Consider the case of the man who has fallen out the window of a high‐rise apartment and caught hold of the flagpole one story below. His neighbor below forbids all trespassing, even to save a life. “It’s my property,” he says, “and that’s all that matters. Now, you may hang there until your arm gives out, but I will give you no help.”
Were the non‐aggression principle axiomatic, we would have no recourse here. But consider: Could we will that everyone behaved likewise? Does it show respect for persons? Isn’t it clear that a person’s life is being treated as worth rather less than a few footprints on a carpet?

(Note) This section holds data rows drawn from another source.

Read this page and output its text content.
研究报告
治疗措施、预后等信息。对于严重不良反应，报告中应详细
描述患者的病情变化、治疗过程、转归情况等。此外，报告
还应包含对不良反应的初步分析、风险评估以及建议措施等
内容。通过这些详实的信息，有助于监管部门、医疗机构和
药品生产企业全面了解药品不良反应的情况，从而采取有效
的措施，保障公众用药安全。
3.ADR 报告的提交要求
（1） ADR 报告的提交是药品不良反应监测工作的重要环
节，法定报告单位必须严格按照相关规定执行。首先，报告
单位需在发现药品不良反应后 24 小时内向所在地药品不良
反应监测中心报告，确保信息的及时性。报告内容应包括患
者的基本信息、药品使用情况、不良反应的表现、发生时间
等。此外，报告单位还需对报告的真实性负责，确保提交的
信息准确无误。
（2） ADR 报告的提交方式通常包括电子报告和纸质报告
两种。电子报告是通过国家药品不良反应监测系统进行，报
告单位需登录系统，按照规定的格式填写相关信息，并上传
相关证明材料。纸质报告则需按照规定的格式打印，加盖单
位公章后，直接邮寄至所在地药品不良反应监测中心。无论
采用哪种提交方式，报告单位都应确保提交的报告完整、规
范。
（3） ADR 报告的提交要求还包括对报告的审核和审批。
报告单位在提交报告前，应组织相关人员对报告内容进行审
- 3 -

The neighbor’s behavior is appalling, and to will its maxim as a universal law would be tantamount to setting up a lottery, in which the unlucky were always permitted, even required, to die for the edification of the lucky, if the latter so chose. If we knew this from the outset and willed it anyway, then we would will that some people would (though rarely) be used merely as means to an end. This we have forbidden.

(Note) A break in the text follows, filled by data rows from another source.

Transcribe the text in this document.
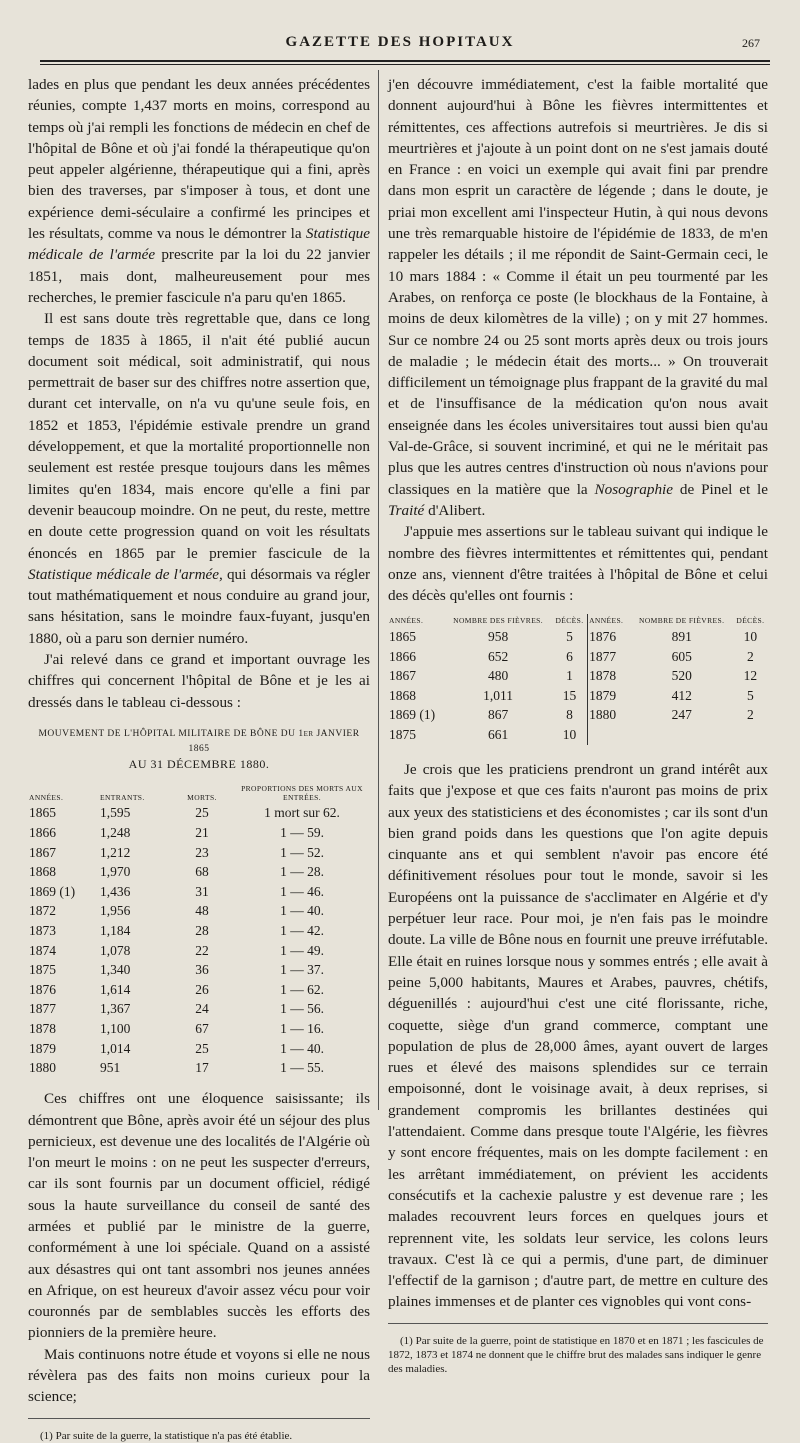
GAZETTE DES HOPITAUX	267

lades en plus que pendant les deux années précédentes réunies, compte 1,437 morts en moins, correspond au temps où j'ai rempli les fonctions de médecin en chef de l'hôpital de Bône et où j'ai fondé la thérapeutique qu'on peut appeler algérienne, thérapeutique qui a fini, après bien des traverses, par s'imposer à tous, et dont une expérience demi-séculaire a confirmé les principes et les résultats, comme va nous le démontrer la Statistique médicale de l'armée prescrite par la loi du 22 janvier 1851, mais dont, malheureusement pour mes recherches, le premier fascicule n'a paru qu'en 1865.

Il est sans doute très regrettable que, dans ce long temps de 1835 à 1865, il n'ait été publié aucun document soit médical, soit administratif, qui nous permettrait de baser sur des chiffres notre assertion que, durant cet intervalle, on n'a vu qu'une seule fois, en 1852 et 1853, l'épidémie estivale prendre un grand développement, et que la mortalité proportionnelle non seulement est restée presque toujours dans les mêmes limites qu'en 1834, mais encore qu'elle a fini par devenir beaucoup moindre. On ne peut, du reste, mettre en doute cette progression quand on voit les résultats énoncés en 1865 par le premier fascicule de la Statistique médicale de l'armée, qui désormais va régler tout mathématiquement et nous conduire au grand jour, sans hésitation, sans le moindre faux-fuyant, jusqu'en 1880, où a paru son dernier numéro.

J'ai relevé dans ce grand et important ouvrage les chiffres qui concernent l'hôpital de Bône et je les ai dressés dans le tableau ci-dessous :

MOUVEMENT DE L'HÔPITAL MILITAIRE DE BÔNE DU 1er JANVIER 1865
AU 31 DÉCEMBRE 1880.
ANNÉES.	ENTRANTS.	MORTS.	PROPORTIONS DES MORTS AUX ENTRÉES.
1865	1,595	25	1 mort sur 62.
1866	1,248	21	1 — 59.
1867	1,212	23	1 — 52.
1868	1,970	68	1 — 28.
1869 (1)	1,436	31	1 — 46.
1872	1,956	48	1 — 40.
1873	1,184	28	1 — 42.
1874	1,078	22	1 — 49.
1875	1,340	36	1 — 37.
1876	1,614	26	1 — 62.
1877	1,367	24	1 — 56.
1878	1,100	67	1 — 16.
1879	1,014	25	1 — 40.
1880	951	17	1 — 55.

Ces chiffres ont une éloquence saisissante; ils démontrent que Bône, après avoir été un séjour des plus pernicieux, est devenue une des localités de l'Algérie où l'on meurt le moins : on ne peut les suspecter d'erreurs, car ils sont fournis par un document officiel, rédigé sous la haute surveillance du conseil de santé des armées et publié par le ministre de la guerre, conformément à une loi spéciale. Quand on a assisté aux désastres qui ont tant assombri nos jeunes années en Afrique, on est heureux d'avoir assez vécu pour voir couronnés par de semblables succès les efforts des pionniers de la première heure.

Mais continuons notre étude et voyons si elle ne nous révèlera pas des faits non moins curieux pour la science;

(1) Par suite de la guerre, la statistique n'a pas été établie.

j'en découvre immédiatement, c'est la faible mortalité que donnent aujourd'hui à Bône les fièvres intermittentes et rémittentes, ces affections autrefois si meurtrières. Je dis si meurtrières et j'ajoute à un point dont on ne s'est jamais douté en France : en voici un exemple qui avait fini par prendre dans mon esprit un caractère de légende ; dans le doute, je priai mon excellent ami l'inspecteur Hutin, à qui nous devons une très remarquable histoire de l'épidémie de 1833, de m'en rappeler les détails ; il me répondit de Saint-Germain ceci, le 10 mars 1884 : « Comme il était un peu tourmenté par les Arabes, on renforça ce poste (le blockhaus de la Fontaine, à moins de deux kilomètres de la ville) ; on y mit 27 hommes. Sur ce nombre 24 ou 25 sont morts après deux ou trois jours de maladie ; le médecin était des morts... » On trouverait difficilement un témoignage plus frappant de la gravité du mal et de l'insuffisance de la médication qu'on nous avait enseignée dans les écoles universitaires tout aussi bien qu'au Val-de-Grâce, si souvent incriminé, et qui ne le méritait pas plus que les autres centres d'instruction où nous n'avions pour classiques en la matière que la Nosographie de Pinel et le Traité d'Alibert.

J'appuie mes assertions sur le tableau suivant qui indique le nombre des fièvres intermittentes et rémittentes qui, pendant onze ans, viennent d'être traitées à l'hôpital de Bône et celui des décès qu'elles ont fournis :

ANNÉES.	NOMBRE DES FIÈVRES.	DÉCÈS.	ANNÉES.	NOMBRE DE FIÈVRES.	DÉCÈS.
1865	958	5	1876	891	10
1866	652	6	1877	605	2
1867	480	1	1878	520	12
1868	1,011	15	1879	412	5
1869 (1)	867	8	1880	247	2
1875	661	10			

Je crois que les praticiens prendront un grand intérêt aux faits que j'expose et que ces faits n'auront pas moins de prix aux yeux des statisticiens et des économistes ; car ils sont d'un bien grand poids dans les questions que l'on agite depuis cinquante ans et qui semblent n'avoir pas encore été définitivement résolues pour tout le monde, savoir si les Européens ont la puissance de s'acclimater en Algérie et d'y perpétuer leur race. Pour moi, je n'en fais pas le moindre doute. La ville de Bône nous en fournit une preuve irréfutable. Elle était en ruines lorsque nous y sommes entrés ; elle avait à peine 5,000 habitants, Maures et Arabes, pauvres, chétifs, déguenillés : aujourd'hui c'est une cité florissante, riche, coquette, siège d'un grand commerce, comptant une population de plus de 28,000 âmes, ayant ouvert de larges rues et élevé des maisons splendides sur ce terrain empoisonné, dont le voisinage avait, à deux reprises, si grandement compromis les brillantes destinées qui l'attendaient. Comme dans presque toute l'Algérie, les fièvres y sont encore fréquentes, mais on les dompte facilement : en les arrêtant immédiatement, on prévient les accidents consécutifs et la cachexie palustre y est devenue rare ; les malades recouvrent leurs forces en quelques jours et reprennent vite, les soldats leur service, les colons leurs travaux. C'est là ce qui a permis, d'une part, de diminuer l'effectif de la garnison ; d'autre part, de mettre en culture des plaines immenses et de planter ces vignobles qui vont cons-

(1) Par suite de la guerre, point de statistique en 1870 et en 1871 ; les fascicules de 1872, 1873 et 1874 ne donnent que le chiffre brut des malades sans indiquer le genre des maladies.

That said, we might still object that the state has no power to intervene. As we all know, some moral lapses aren’t properly subject to law, and this might be one of them. Then we should ask: could we will thatthe maxim behind intervention become universal law? The maxim that says it is okay to trespass, even forcibly, to save a life, particularly if the consequences of the trespass are trivial?
That seems fine to me. I don’t at any rate see atrocities coming out of it, not in the way that I do with the only other alternative. The non‐aggression presumption has been defeated. Break down the neighbor’s door, open the window, and save the falling man’s life. Compensate the neighbor afterward. (Note that trespass can be compensated to the sufferer; death cannot. This may also be a relevant consideration.)
Respect for property is indeed somewhat weakened, but respect for human life is strengthened. Property is a means to an end, and that end is nothing other than human life, with all of us considered as individuals and moral equals, and none merely as a means to an end.
Does the example yield enforceable positive interpersonal obligations? Yes it does, but only some quite trivial ones for the temporary use of property, and then only owing to some very unusual physical and moral circumstances. A left‐liberal who was also ethically a Kantian might argue that the class of similar cases is on the contrary very large, but we need not agree with this claim, particularly when we consider the ways in which state interventions tend to use individuals directly and blatantly as the means toward other individuals’ ends.
So we strike a bargain: We admit that in an exceptionally rare set of circumstances and perhaps a few others like it, we will violate the non‐aggression principle in consideration of a higher end. That higher end will if properly considered return us directly to respect for property in all other circumstances. In return for this concession, we re‐connect libertarian political theory to its own rich and profound history — re‐connect it to Hume, Kant, Spencer, Hayek, and many of the rest of the classical liberals.
That seems like a good bargain to me.
 Robert Nozick. Anarchy, State, and Utopia. New York: Basic Books, 1974, pp 30–33.